Let's reuse the tour of heroes app that you should be familiar with from when you first started at angular.io. Thansk to LarsKumbier for adapting it to webpack, I've forked the repo and adjust it to my demo's needs. All source code could be find on github.

In this version of Tour of heroes, the app displays a Dashboard page and a Heroes page. I've added a RecentHeroCompoent that displays the recently selected heroes in both pages. This component uses the ContextService to store the recently added heroes.


See AppModule in master branch.

Provider at Component level


Let's go to HeroSearchComponent in src/app/hero-search/hero-search.component.ts file and change the @Component decorator:
@Component({
  selector: 'hero-search',
  templateUrl: './hero-search.component.html',
  styleUrls: ['./hero-search.component.css'],
  providers: [ContextService] // [1]
})
export class HeroSearchComponent implements OnInit {

if you add line [1], you get something like this drawing:



Run the app again.
What do you observe?
The heroes page is working fine listing below the recently visited heroes. However going to Dashboard/SearchHeroComponent, the recently visited heroes list is empty!!

The recently added heroes is empty in HeroSeachComponent because you've got a different instance of ServiceContext. Dependency injection in Angular relies on hierarchical injectors that are linked to the tree of components. This means that you can configure providers at different levels:
  • for the whole application when bootstrapping it in the AppModule. All services defined in providers will share the same instance.
  • for a specific component and its sub components. Same as before but for à specific component. so if you redefine providers at Component level, you got a different instance. You've overriden global AppModule providers.

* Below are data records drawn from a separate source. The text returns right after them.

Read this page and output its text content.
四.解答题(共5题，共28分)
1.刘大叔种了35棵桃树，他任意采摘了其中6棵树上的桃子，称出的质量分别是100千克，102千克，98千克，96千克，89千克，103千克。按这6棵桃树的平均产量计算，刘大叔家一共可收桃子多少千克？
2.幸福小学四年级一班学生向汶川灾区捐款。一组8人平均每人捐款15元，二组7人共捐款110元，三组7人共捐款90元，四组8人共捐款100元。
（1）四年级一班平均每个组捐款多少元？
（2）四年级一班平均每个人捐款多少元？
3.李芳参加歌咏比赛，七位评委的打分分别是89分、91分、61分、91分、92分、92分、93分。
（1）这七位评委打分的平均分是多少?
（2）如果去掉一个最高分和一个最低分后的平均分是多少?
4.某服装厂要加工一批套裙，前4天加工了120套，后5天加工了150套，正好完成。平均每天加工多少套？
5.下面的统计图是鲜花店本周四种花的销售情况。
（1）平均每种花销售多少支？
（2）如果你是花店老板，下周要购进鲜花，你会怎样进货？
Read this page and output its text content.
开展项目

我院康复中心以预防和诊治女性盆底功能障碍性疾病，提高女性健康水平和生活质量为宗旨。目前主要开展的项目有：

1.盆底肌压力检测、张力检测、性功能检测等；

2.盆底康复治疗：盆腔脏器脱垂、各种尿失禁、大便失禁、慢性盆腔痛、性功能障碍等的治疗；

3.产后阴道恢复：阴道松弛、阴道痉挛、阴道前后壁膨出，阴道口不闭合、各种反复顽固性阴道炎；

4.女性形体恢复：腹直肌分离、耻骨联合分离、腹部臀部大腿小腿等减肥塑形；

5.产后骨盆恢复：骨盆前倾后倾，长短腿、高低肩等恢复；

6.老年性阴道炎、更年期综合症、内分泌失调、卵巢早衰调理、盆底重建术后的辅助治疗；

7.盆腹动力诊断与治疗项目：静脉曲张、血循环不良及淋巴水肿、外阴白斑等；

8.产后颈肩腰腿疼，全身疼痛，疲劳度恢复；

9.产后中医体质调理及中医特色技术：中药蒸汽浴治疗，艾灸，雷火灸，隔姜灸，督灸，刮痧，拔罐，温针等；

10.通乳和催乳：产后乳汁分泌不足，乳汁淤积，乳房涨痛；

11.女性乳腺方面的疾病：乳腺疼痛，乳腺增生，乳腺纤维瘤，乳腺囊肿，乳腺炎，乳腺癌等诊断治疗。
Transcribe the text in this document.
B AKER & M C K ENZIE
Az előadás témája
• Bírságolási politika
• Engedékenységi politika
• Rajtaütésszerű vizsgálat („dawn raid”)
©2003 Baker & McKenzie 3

Tip: don't have app-scoped services defined at component level. Very rare use-cases where you actually want


Provider at Module level


What about providers at module level, if we do something like:



Let's first refactor the code, to introduce a SharedModule as defined in angular.io guide. In your SharedModule, we put the SpinnerComponent, the RecentHeroComponent and the ContextService. Creating the SharedModule, you can clean up the imports for AppModule which now looks like:

@NgModule({
  declarations: [
    AppComponent,
    HeroDetailComponent,
    HeroesComponent,
    DashboardComponent,
    HeroSearchComponent
  ],
  imports: [
    BrowserModule,
    FormsModule,
    HttpModule,
    SharedModule,
    InMemoryWebApiModule.forRoot(InMemoryDataService),
    AppRoutingModule
  ],
  providers: [
    HeroSearchService,
    HeroService,
    ContextService
  ],
  bootstrap: [
    AppComponent
  ]
})
export class AppModule {}

Full source code in github here. Notice RecentHeroComponent and SpinnerComponent has been removed from declarations. Intentionally the ContextService appears twice at SharedModule and AppModule level. Are we going to have duplicate instances?

Nope.
A Module does not have a specific injector (as opposed to Component which gets their own injector). Therefore when AppModule provides a service for token ContextService and imports a SharedModule that also provides a service for token ContextService, then AppModule's service definition "wins". This is clearly stated in AppModule angular.io FAQ.

Where to go from there


In this blog post you've seen how providers on component plays an important role on how singleton get created. Modules are a different story, they do not provide encapsulation as component.